If the ingest stream parallelism
setting is too low, the system may not take advantage of all the parallel processing it is capable of. This setting determines how many items from the ingest source will be causing their effects in parallel. Too low of a parallelism
setting will cause the CPU to be underutilized.
RAM¶
System memory (RAM) is used by Quine primarily to keep nodes in the graph warm in the cache. When a node required for a query or operation is needed, if it is live in the cache, then calls to disk can often be entirely avoided. This significantly increases performance and throughput of the system overall. So in general, the more nodes live in the cache, the faster the system will run.
Note
Quine uses a novel caching strategy that we call "semantic caching". The net result is that there is a decreasing benefit to having additional nodes kept in memory. There is only a performance improvement if those nodes are needed.
Since Quine runs in the JVM, you can have Quine use additional system RAM in the standard Java fashion by increasing the maximum heap size with the -Xmx
flag when starting the application. E.g.: java -Xmx6g -jar quine-1.8.2.jar
In order for Quine to receive a benefit from increased RAM, you will probably also need to increase the limit of nodes kept in memory per shard by changing the in-memory-soft-node-limit
, and possibly the in-memory-hard-node-limit
sizes. See the Configuration Reference for details. The ideal setting for these limits depends on the use case and will vary. We suggest monitoring usage with the tools described below to determine the best settings for your application. In-memory node limits can be changed dynamically from the built-in REST API with the shard-sizes
endpoint.
Warning
Keep in mind that setting the maximum heap size is not the same as limiting the total memory used by the application. Some amount of additional off-heap memory will be used when the system is operating normally. Off-heap memory usage is usually trivial, but can become significant in some cases, e.g.: Lots of network traffic, or using memory mapped files. The latter case can becomes very significant when using the MapDB persistor, which defaults to using memory mapped files for local data storage.
Out of Memory Error¶
Quine can be configured to use any amount of RAM. The settings for in-memory-soft-node-limit
and in-memory-hard-node-limit
should be adjusted according to the workload in proportion to the amount of memory available on the system. If you encounter an Out-of-Memory error, we suggest lowering the soft limit. This setting can be adjusted while the system is running via an API call.
Storage¶
Quine stores data using one or more Persistor. Persistors are either local or remote. A local persistor will store data on the same machine where Quine is running, at a location in the filesystem determined by its configuration. A remote persistor will store data on a separate machine. By default, Quine will use the local RocksDB persistor.

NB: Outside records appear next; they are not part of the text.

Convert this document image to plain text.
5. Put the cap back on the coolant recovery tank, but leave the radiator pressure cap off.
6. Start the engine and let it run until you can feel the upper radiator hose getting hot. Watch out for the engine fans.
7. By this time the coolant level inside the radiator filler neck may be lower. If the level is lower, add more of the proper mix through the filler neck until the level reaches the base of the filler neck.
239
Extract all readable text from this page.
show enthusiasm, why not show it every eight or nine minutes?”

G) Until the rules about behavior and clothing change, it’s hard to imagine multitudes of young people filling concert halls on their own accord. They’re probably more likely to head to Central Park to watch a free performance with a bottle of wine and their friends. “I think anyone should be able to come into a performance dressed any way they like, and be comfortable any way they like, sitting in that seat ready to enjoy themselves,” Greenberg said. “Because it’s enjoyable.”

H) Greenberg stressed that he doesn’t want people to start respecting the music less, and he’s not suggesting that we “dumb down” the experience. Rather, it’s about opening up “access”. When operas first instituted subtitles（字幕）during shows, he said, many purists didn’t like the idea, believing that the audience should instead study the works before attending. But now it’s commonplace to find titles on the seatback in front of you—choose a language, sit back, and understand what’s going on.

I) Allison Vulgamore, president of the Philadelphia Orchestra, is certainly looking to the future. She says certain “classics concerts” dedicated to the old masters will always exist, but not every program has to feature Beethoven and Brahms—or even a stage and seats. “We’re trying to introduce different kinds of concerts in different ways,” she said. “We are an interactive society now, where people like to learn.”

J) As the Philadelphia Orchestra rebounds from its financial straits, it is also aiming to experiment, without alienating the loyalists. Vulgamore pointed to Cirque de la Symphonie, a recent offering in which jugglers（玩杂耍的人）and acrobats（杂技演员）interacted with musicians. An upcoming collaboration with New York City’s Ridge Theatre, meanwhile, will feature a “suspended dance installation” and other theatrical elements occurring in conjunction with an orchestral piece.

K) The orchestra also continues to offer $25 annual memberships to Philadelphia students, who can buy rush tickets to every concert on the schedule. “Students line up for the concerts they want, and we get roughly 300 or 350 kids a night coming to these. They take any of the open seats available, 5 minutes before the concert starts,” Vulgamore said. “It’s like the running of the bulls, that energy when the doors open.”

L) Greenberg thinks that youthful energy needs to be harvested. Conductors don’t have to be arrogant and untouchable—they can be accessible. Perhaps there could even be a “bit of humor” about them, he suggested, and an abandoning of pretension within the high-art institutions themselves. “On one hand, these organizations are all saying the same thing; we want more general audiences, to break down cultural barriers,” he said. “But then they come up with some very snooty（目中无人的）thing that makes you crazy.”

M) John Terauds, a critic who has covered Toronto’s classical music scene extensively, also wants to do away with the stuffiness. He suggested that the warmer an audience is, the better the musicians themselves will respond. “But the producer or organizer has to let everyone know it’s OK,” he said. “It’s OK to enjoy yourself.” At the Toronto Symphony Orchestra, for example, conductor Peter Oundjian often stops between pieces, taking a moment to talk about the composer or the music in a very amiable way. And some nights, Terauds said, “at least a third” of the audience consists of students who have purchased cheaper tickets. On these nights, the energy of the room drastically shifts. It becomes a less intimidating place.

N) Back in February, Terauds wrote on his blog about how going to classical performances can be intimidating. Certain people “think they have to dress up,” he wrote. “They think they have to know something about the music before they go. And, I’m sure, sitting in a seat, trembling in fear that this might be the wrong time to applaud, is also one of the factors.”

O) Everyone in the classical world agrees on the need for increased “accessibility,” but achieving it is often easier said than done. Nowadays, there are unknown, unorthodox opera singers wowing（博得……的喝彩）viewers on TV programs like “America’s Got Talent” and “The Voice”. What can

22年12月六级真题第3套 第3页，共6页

For production deployments, we recommend using a remote persistor like Cassandra to provide data redundancy and high-availability. Additionally, old data can be expired from disk using Cassandra's time-to-live setting in order to limit the total size of data stored.
Monitoring¶
It is often helpful to watch an operating system to confirm it is behaving as anticipated. Quine includes multiple mechanisms for monitoring a running system.
Web Browser¶
A basic operational dashboard is built into the pages served from the Quine web browser.
This page includes live updating reports on memory usage, nodes in the cache (per shard), basic histograms of the the number of properties and edges per node, and latency measurements of various important operations.
REST API¶
Quine serves a REST API from its built-in web server. That web server provides separate readiness and liveness API endpoints for monitoring the status of the Quine system. Detailed metrics can be retrieved from the endpoint: GET /api/v1/admin/metrics
JMX¶
Quine can be monitored and controlled live using JMX. There is a wide array of tools available for monitoring JVM applications through JMX. If you don't already have a preference, you might start with VisualVM.